気持ちよさそうに眠る母さんを見てすごくホッとする。
そして横には先生が居た。
「先生、母さんは」
「今は大丈夫ですが、この先何があるかわかりません。それに危険な状態にもなりつつあります。あと一ヶ月以内に手術をしないとアマウルさんはあと一年も生きられないでしょう……」
僕は先生に見られ、目をそらした。
母さんがいなくなるのが凄く怖いんだ。
病気でも毎日僕の名前を呼んでくれた母さん。母さんがいたからこそ僕は仕事を続けられたんだと思う。
母さんを助ける方法は一つしかない。
僕が地球に行ってお金をもっと稼ぐこと。
「……先生、僕が戻るまでシャルウルと母さんの事お願いしてもいいですか」
「いいですが、どこへ行くのですか?」
「地球です。しばらくは帰ってこれないと思うのでどうか母の事をよろしくお願いします」
僕は二つの目から涙を流し、深々と先生に頭を下げた。
母さんとシャルウルに手紙を残し、家に帰って行った。
「地球、日本……」
この二つの言葉を繰り返しながら準備を進めた。
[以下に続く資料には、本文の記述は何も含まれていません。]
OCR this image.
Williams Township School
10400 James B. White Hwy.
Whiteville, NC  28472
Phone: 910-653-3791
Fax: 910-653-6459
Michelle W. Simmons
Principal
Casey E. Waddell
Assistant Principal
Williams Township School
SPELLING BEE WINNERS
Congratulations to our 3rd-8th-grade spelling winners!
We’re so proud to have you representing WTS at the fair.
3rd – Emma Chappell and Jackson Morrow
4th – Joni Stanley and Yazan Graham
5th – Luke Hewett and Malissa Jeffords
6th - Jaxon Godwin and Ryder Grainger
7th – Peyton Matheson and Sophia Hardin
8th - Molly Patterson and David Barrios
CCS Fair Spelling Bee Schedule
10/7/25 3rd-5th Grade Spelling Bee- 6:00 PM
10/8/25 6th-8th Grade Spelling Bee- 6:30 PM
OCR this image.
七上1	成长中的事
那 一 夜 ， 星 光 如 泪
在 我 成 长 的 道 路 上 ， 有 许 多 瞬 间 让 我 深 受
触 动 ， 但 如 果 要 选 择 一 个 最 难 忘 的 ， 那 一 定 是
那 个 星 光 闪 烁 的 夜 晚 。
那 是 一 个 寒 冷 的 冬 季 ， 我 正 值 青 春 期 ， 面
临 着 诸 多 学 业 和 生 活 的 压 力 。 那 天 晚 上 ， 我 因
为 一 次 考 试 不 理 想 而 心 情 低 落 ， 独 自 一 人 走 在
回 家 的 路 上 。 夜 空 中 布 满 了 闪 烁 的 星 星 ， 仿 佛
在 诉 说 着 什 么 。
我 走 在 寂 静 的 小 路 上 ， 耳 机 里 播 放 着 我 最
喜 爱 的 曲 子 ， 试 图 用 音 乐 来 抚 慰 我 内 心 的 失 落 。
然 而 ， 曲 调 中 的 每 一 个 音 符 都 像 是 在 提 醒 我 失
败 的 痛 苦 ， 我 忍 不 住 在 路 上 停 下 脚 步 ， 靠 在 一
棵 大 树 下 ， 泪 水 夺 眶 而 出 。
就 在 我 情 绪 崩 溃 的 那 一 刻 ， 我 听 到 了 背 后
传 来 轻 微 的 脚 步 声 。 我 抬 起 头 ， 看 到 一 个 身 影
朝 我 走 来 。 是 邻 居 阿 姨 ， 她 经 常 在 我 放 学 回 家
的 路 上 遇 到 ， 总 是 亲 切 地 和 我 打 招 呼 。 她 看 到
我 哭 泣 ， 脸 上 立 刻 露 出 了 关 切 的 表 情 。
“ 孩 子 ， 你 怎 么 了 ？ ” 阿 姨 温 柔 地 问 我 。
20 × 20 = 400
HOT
昨日のワクワク感なんてない。
母さんがあんな状況になってしまって、地球へ働きに行くと僕は改めて実感したんだ。
僕は宇宙船を作っている母さんの友達に地球まで送ってもらうように頼んだ。
母さんのためならと宇宙船を飛ばしてくれた
。
「母さん、必ず助けるから……」
その気持ちと同時に目に焼き付けた天球の景色を思い返す。そこには元気な母親と妹が。
涙を止めたはずなのに、どうして出て来るんだろう。僕は地球に着くまで、涙が枯れるまで泣いていた。